Europe, which has made huge concessions to Trump, shares those interests. Reducing Trump’s leverage by liberalising trade with other partners is a practical way forward and discourages further economic coercion. Coalitions must be built, not against the United States but in defence of the region’s multilateral interests.
The mega-regional agreements, RCEP and the Comprehensive and Progressive Agreement for Trans-Pacific Partnership (CPTPP), can work in tandem — not through merging, which would present impracticalities that outweigh the gains, but by highlighting areas of convergence where progress can be made.
High-level agreement and political will are critical. Summits may not solve problems immediately, but they signal shared interests and galvanise joint action. A leaders’ summit among RCEP economies can set directions and cooperation priorities, while the CPTPP’s tested rulebook and UK membership provide a ready template and an external bridge.

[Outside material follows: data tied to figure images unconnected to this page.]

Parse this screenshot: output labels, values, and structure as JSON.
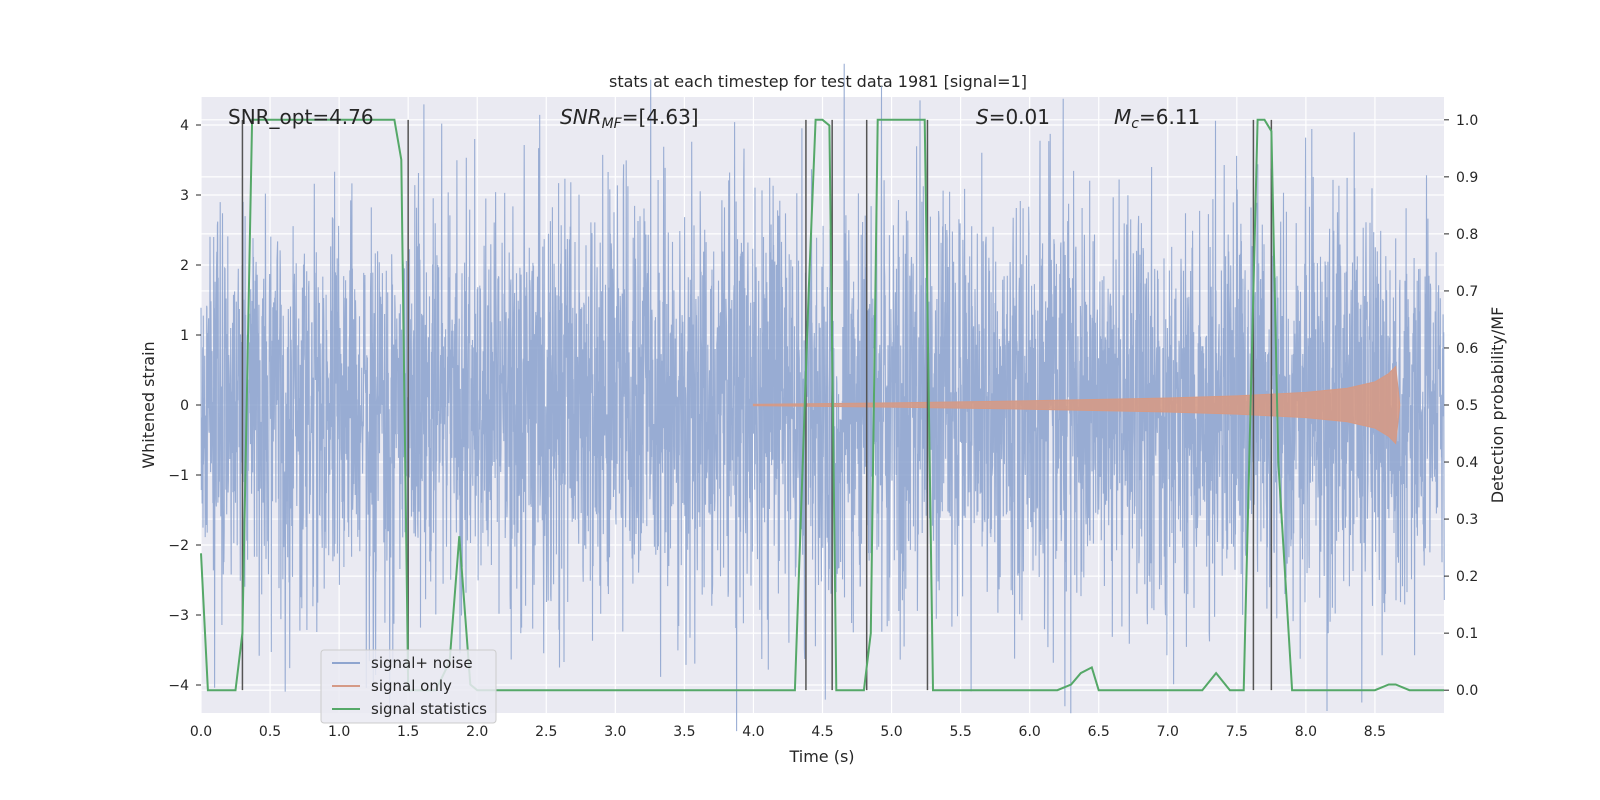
{
  "chart_data": {
    "type": "line",
    "title": "stats at each timestep for test data 1981 [signal=1]",
    "xlabel": "Time (s)",
    "ylabel_left": "Whitened strain",
    "ylabel_right": "Detection probability/MF",
    "xlim": [
      0.0,
      9.0
    ],
    "ylim_left": [
      -4.4,
      4.4
    ],
    "ylim_right": [
      -0.04,
      1.04
    ],
    "grid": true,
    "legend_position": "lower-left",
    "x_ticks": [
      "0.0",
      "0.5",
      "1.0",
      "1.5",
      "2.0",
      "2.5",
      "3.0",
      "3.5",
      "4.0",
      "4.5",
      "5.0",
      "5.5",
      "6.0",
      "6.5",
      "7.0",
      "7.5",
      "8.0",
      "8.5"
    ],
    "y_left_ticks": [
      "−4",
      "−3",
      "−2",
      "−1",
      "0",
      "1",
      "2",
      "3",
      "4"
    ],
    "y_right_ticks": [
      "0.0",
      "0.1",
      "0.2",
      "0.3",
      "0.4",
      "0.5",
      "0.6",
      "0.7",
      "0.8",
      "0.9",
      "1.0"
    ],
    "annotations": {
      "snr_opt": "SNR_opt=4.76",
      "snr_mf_base": "SNR",
      "snr_mf_sub": "MF",
      "snr_mf_value": "=[4.63]",
      "s_symbol": "S",
      "s_value": "=0.01",
      "mc_base": "M",
      "mc_sub": "c",
      "mc_value": "=6.11"
    },
    "vertical_markers": [
      0.3,
      1.5,
      4.38,
      4.57,
      4.82,
      5.26,
      7.62,
      7.75
    ],
    "series": [
      {
        "name": "signal+ noise",
        "color": "#8fa5cf",
        "axis": "left",
        "noise_amplitude": 1.7,
        "x_range": [
          0.0,
          9.0
        ]
      },
      {
        "name": "signal only",
        "color": "#d59a86",
        "axis": "left",
        "envelope": {
          "x": [
            4.0,
            5.0,
            6.0,
            7.0,
            7.5,
            8.0,
            8.3,
            8.5,
            8.6,
            8.65,
            8.68
          ],
          "amplitude": [
            0.01,
            0.03,
            0.06,
            0.1,
            0.13,
            0.18,
            0.24,
            0.33,
            0.45,
            0.55,
            0.0
          ]
        }
      },
      {
        "name": "signal statistics",
        "color": "#55a868",
        "axis": "right",
        "x": [
          0.0,
          0.05,
          0.1,
          0.15,
          0.2,
          0.25,
          0.3,
          0.37,
          0.42,
          0.5,
          1.0,
          1.4,
          1.45,
          1.5,
          1.55,
          1.6,
          1.7,
          1.8,
          1.87,
          1.95,
          2.0,
          2.5,
          3.0,
          3.5,
          4.0,
          4.3,
          4.4,
          4.45,
          4.5,
          4.55,
          4.6,
          4.7,
          4.8,
          4.85,
          4.9,
          5.0,
          5.24,
          5.3,
          5.4,
          6.0,
          6.2,
          6.3,
          6.37,
          6.45,
          6.5,
          6.6,
          7.0,
          7.25,
          7.35,
          7.45,
          7.55,
          7.6,
          7.65,
          7.7,
          7.75,
          7.8,
          7.9,
          8.0,
          8.5,
          8.6,
          8.65,
          8.75,
          9.0
        ],
        "y": [
          0.24,
          0.0,
          0.0,
          0.0,
          0.0,
          0.0,
          0.1,
          1.0,
          1.0,
          1.0,
          1.0,
          1.0,
          0.93,
          0.0,
          0.0,
          0.0,
          0.0,
          0.05,
          0.27,
          0.01,
          0.0,
          0.0,
          0.0,
          0.0,
          0.0,
          0.0,
          0.7,
          1.0,
          1.0,
          0.99,
          0.0,
          0.0,
          0.0,
          0.1,
          1.0,
          1.0,
          1.0,
          0.0,
          0.0,
          0.0,
          0.0,
          0.01,
          0.03,
          0.04,
          0.0,
          0.0,
          0.0,
          0.0,
          0.03,
          0.0,
          0.0,
          0.5,
          1.0,
          1.0,
          0.98,
          0.4,
          0.0,
          0.0,
          0.0,
          0.01,
          0.01,
          0.0,
          0.0
        ]
      }
    ]
  }
}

With high tariffs and great-power unpredictability here to stay for some time, the region’s best defence against a more zero-sum world is to double down on cooperation, rules and integration.
If Asia can keep its markets open and coordinate in defence of the rules-based order, it will not only be better placed to navigate the present turbulence, but also to usher in a new, revitalised trading system in the future.
The EAF Editorial Board is located in the Crawford School of Public Policy, College of Law, Policy and Governance, The Australian National University.